The leader of the newly formed organization called Trash 2 cash team, Lumbani Mvula, said they have harnessed this as a readily opportunity to convert trash into products that can be sold.

Mvula cited poor dumping of plastic refuse as cause of environmental degradation and low crop production in affected areas, leading to food insecurity.

He said Malawi uses over 1.5 million tons of plastics per year, of which only 5% are being recycled and 2% re-used. Plastics take 500 years to fully decompose.

“Toxic substances reach into the soil when plastic bags perish under sunlight, and when they are burned, they release harmful substance into the air causing ambient pollution,” Mvula said.

He said the team’s mission is to assist in the goals of Malawi 2063, and to achieve global aims of reducing plastic waste and its inherent toxicity and threat to the planet.

“The innovative way is aimed at dealing with Malawi’s problem of excess plastic waste and reducing the deforestation problem through provision of cheaper bricks, and to financially help individuals who sell plastic waste to them,” said Lumbani.

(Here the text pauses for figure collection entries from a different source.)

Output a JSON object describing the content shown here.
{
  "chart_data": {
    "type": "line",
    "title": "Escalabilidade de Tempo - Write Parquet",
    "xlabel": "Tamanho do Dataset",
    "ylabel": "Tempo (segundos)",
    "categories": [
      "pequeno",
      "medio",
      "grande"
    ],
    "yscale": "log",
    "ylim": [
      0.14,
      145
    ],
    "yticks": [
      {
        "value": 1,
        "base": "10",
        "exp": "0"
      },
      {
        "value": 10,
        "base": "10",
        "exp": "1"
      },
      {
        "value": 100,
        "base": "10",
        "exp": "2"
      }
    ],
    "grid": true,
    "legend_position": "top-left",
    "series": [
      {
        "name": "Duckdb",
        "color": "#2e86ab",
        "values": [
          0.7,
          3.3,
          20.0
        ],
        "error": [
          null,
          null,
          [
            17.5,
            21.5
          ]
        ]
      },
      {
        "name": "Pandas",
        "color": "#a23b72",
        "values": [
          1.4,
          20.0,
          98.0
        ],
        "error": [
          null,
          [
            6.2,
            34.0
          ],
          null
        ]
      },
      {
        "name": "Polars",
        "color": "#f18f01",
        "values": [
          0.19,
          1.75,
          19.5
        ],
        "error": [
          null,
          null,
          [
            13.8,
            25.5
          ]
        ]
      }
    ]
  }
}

He further added that Trash 2 Cash team buys plastic waste locally and converts it to bricks by melting the plastic. Thirty percent of the plastic molten material is mixed up with 70 percent of sand and they are able to make 50 bricks a day which are much stronger than cement bricks and retail at far less, at MK250 per brick when compared to MK850 for cement brick.

“Our Interest in the project is growing and the team aims to open other depots and collection points and employ more staff. So far, ten people are employed, mostly women, thus meeting the requirements for gender equality and female empowerment,” said Mvula.

He added that for some years they have been involved in the making of environmental friendly briquettes and recently moved into making of bricks from plastic trash.

Mvula said with all the strides, the team is facing challenges and approaching funders to enable the purchase of a machinery to replace the old equipment to allow for a speeding up of the conversion
process and a vehicle to collect plastic waste from further afield.

He added that the workers alao need protective equipment for their health and security, and a fundraiser has been initiated to raise money for this purpose.